Özetle; iki ülke arasında şimdiye kadar Hazar Denizi’nin statüsünün belirlenememesi, İran nüfusu içindeki 20-30 milyon civarındaki Azeri Türk’ün potansiyel tehlike olarak görülmesi, Türkiye ile Azerbaycan yakınlaşması gibi unsurların varlığı, Tahran yönetimi ile Ermenistan arasındaki sıcak ilişkilerin temel motivasyonları olarak görünmektedir.[4] Ayrıca Ağustos 2008’de yaşanan Rusya-Gürcistan savaşından sonra Gürcistan yolunun Ermenistan için büyük ölçüde kapanması da bu ülke için İran’ın önemini artırmıştır.[5]
- 2. Rusya’nın İran-Ermenistan ilişkisine katkısı: İran’ın Ermenistan ve genel olarak Kafkasya’ya yönelik politikasında şüphesiz Rusya belirleyici bir aktör olmaya devam etmektedir. Rusya, İran’ın Kafkasya bölgesindeki etkinliğini artırmasından rahatsızlık duysa da “ortak düşmanları” olan ABD’nin bölgedeki etkisini kırmak için İran’la iş birliği yapmayı gerekli görmüştür. Rus baskısını Batı dünyası ile ilişkilerini güçlendirerek dengelemek isteyen Azerbaycan ve Gürcistan karşısında ise İran, bölgede Rusya’ya yakın duran Ermenistan’la stratejik iş birliği yapmaktadır. Nitekim Kafkasya’da ortaya çıkan Türkiye-Azerbaycan-Gürcistan ittifakı karşısında Rusya-İran-Ermenistan ittifakı şekillenmiştir. Özetle hem Rusya’nın hem de İran’ın bölgedeki ortak çıkarları Ermenistan’ın önemini artırmaktadır.

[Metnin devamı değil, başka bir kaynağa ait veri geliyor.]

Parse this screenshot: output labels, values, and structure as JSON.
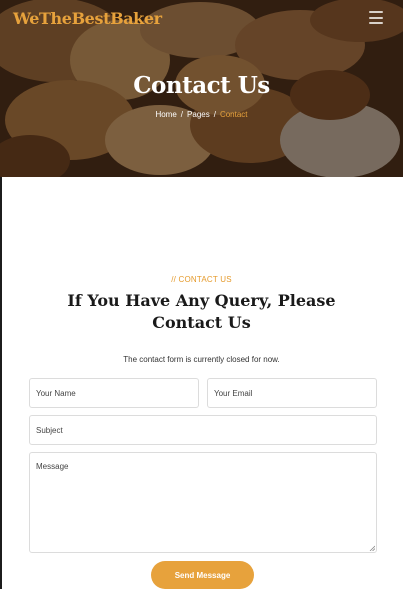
{
  "header": {
    "logo": "WeTheBestBaker",
    "menu_icon": "hamburger-menu-icon"
  },
  "hero": {
    "title": "Contact Us",
    "breadcrumb": {
      "home": "Home",
      "sep": "/",
      "pages": "Pages",
      "current": "Contact"
    },
    "background": "bread-loaves-photo"
  },
  "section": {
    "eyebrow": "// CONTACT US",
    "heading": "If You Have Any Query, Please Contact Us",
    "notice": "The contact form is currently closed for now."
  },
  "form": {
    "name_placeholder": "Your Name",
    "email_placeholder": "Your Email",
    "subject_placeholder": "Subject",
    "message_placeholder": "Message",
    "submit_label": "Send Message"
  },
  "colors": {
    "accent": "#e7a23c",
    "heading": "#1a1a1a",
    "field_border": "#dcdcdc"
  }
}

- 3. Dağlık Karabağ sorunu: İran’ın Dağlık Karabağ Savaşı’nın devam ettiği dönemde kendisi gibi Şii nüfusa sahip Azerbaycan yerine Ermenistan’a verdiği destek, ikili ilişkilerin gelişmesine önemli katkı sağlamıştır. İran’ın Dağlık Karabağ sorununa yaklaşımı genel olarak Azerbaycan’a uygulayabileceği baskı üzerine kuruludur. Aynı politikayı sınır komşularıyla sorunlar yaşayan Ermenistan için de uygulayan İran, Dağlık Karabağ sorununa yönelik bu politikasıyla bölgede tecrit edilmiş durumdaki Ermenistan’ın kendisine daha bağımlı hâle gelmesini hedeflemektedir. Nitekim bu süreçte İran ile Ermenistan arasında önemli askerî ve ekonomik anlaşmalar yapılmıştır. Karabağ’ın İran-Ermenistan, İran-Azerbaycan sınırına yakın ve uluslararası müdahaleye açık olması sebebiyle İran, arabuluculuk faaliyetlerinde bulunup resmî söylemlerinde Ermenistan’ı kınasa da Dağlık Karabağ problemini Azerbaycan için baskı aracı olarak kullanmaya devam etmiştir. Bu durum İran ve Ermenistan arasındaki stratejik iş birliğinin güçlenmesinde etkili olmaktadır.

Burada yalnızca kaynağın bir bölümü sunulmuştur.